Crônicas de Pai para Filho - Do pai para o outro filho
Não poderia falar do meu pai, sem citar outro filho seu. Mais precisamente o meu irmão.
Ele carregava consigo além do peso corporal enorme, grande parcela de DNA do meu pai. Muito embora, minha mãe tivesse contribuído um pouco mais para sua personalidade do que fez no meu caso.
Acontece que a loucura inerente a minha família se manifestava de forma medicinal em meu irmão.
Claro, tentarei explicar de forma simples ao leitor mais desatento, ou até mesmo ao leitor que nunca conheceu a nossa família.
Meu irmão era dois anos mais novo do que eu, e veio ao mundo muito presumivelmente como uma compensação divina aos meus pais, pelo fato de eu existir.
Meu irmão foi aposentado do serviço público, por uma junta médica tripartite ( nas palavras do próprio primeiro-ministro ), muito embora eu não saiba explicar o que isso significa.
Mas a história toda foi muito complicada:
Após alguns anos de trabalho, meu irmão foi encaminhado pela sua chefia imediata a uma consulta com um psicólogo, o doutor Alex Kraëpelin. Motivo? Impossibilidade de socialização com outros funcionários ( e não funcionários também ).
Ao chegar ao seu consultório foi encaminhado por uma centenária senhora até a sala do doutor.
Ele estava sentado em uma mesa de carvalho, e de olhos fechados cantarolava Mahler. Meu irmão sentou-se a sua frente e lhe passou os papéis enviados por sua chefia.

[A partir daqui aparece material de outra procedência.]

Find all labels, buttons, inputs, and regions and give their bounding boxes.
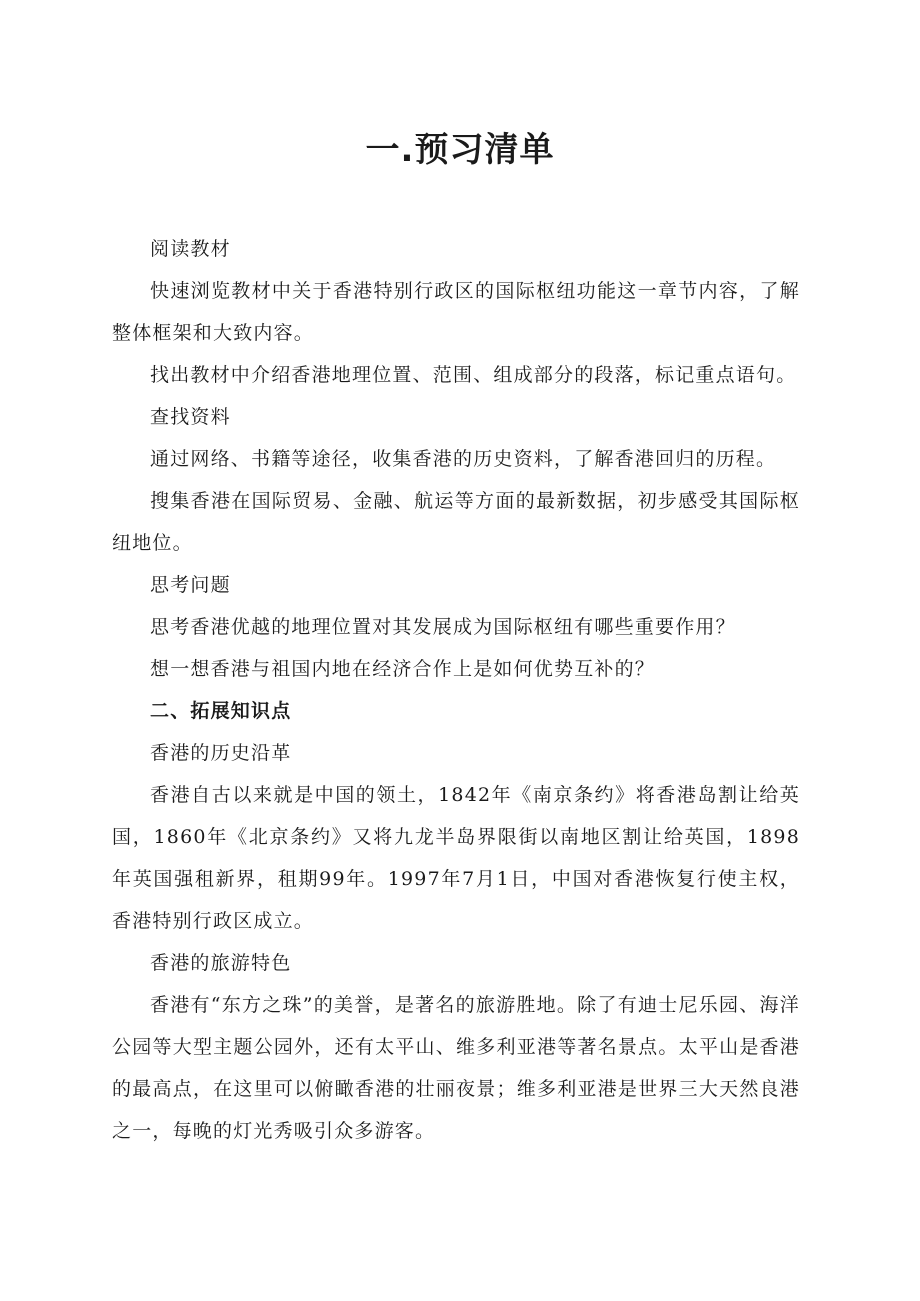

O doutor leu atentamente, e perguntou:
- Que tem a dizer?
Meu irmão respondeu-lhe tranquilamente:
- Nada.
Após 35 minutos de silêncio, onde médico e paciente se olharam de forma curiosa, o médico preencheu o encaminhamento para uma junta médica.
A decisão de aposentar-lhe, saiu de uma acalorada discussão entre os maiores nomes da psicologia de nosso país, após analisarem os resultados de seus exames psicológicos e psiquiátricos.
Emil Frankel, renomado neuro-psiquiatra, citou duas respostas de meu irmão a questões fáceis de psicologia aplicada.
A educada médica que lhe examinou, perguntou:
- Eloah deixou seus óculos na mesa, onde estão os óculos de Esther?
Ao que meu irmão respondeu de pronto:
- E como eu saberia onde estão os óculos dessa tal Esther?
A médica, fazendo uma série de anotações, lhe explicou que os óculos de Esther estavam com ela, pois ela estava ajudando Eloah a procurar os seus.
A segunda pergunta tampouco obteve melhores resultados:
- Benjamim estava com fome. Benjamim comeu um biscoito. Como Benjamim se sentiu?
- Absolutamente, não faço a menor ideia.
- Ora, Benjamim com toda certeza se sentiu feliz.
- E como eu saberia? E se o biscoito estivesse estragado ou simplesmente não fosse gostoso?
A doutora ficou assombrada e continuou suas anotações.
Anotações estas que fez com que o renomado doutor Frankel defendesse o total afastamento de meu irmão de todas as funções do serviço público.
Outro doutor, Hélio Galeano, ainda concluiu que o estado deveria lhe indenizar com um acréscimo em seu salário, como um auxílio, pois entendeu que as agruras do serviço lhe causaram os desvios pseudo-psicológicos.
Um alemão, porém, foi da opinião de abrir o cérebro de meu irmão e lhe realizar mais exames. Mas como sua clínica, a Obergruppenführer Medical, estava sobre investigação governamental, achou-se por bem, não acatar essa ideia.
Após outros exames que variavam de perguntas dúbias e interpretação de figuras borradas que para meu irmão pareciam animais esquartejados e aos médicos pareciam jarros de flores, o laudo final foi definitivo:
Aposentadoria total, com uma indenização de milhares de reais, e mais uma residência cedida pelo governo em um bairro de ex-combatentes da segunda guerra.
Aos olhos da medicina, meu irmão é considerado mais louco do que eu. Mas para fazer justiça a minha fama, devo dizer aqui, que é unanime a opinião dos que me conhecem de que se eu consultasse com o mesmo doutor, seria aposentado prontamente.
Mesmo assim, todos os dias eu continuo me apresentando pontualmente ao meu trabalho na minha repartição, onde desempenho funções como ler os jornais diários e tomar seguidas canecas de café.
Muito embora ache o salário injusto, não posso privar o povo de tão importante contribuição ao serviço público do país.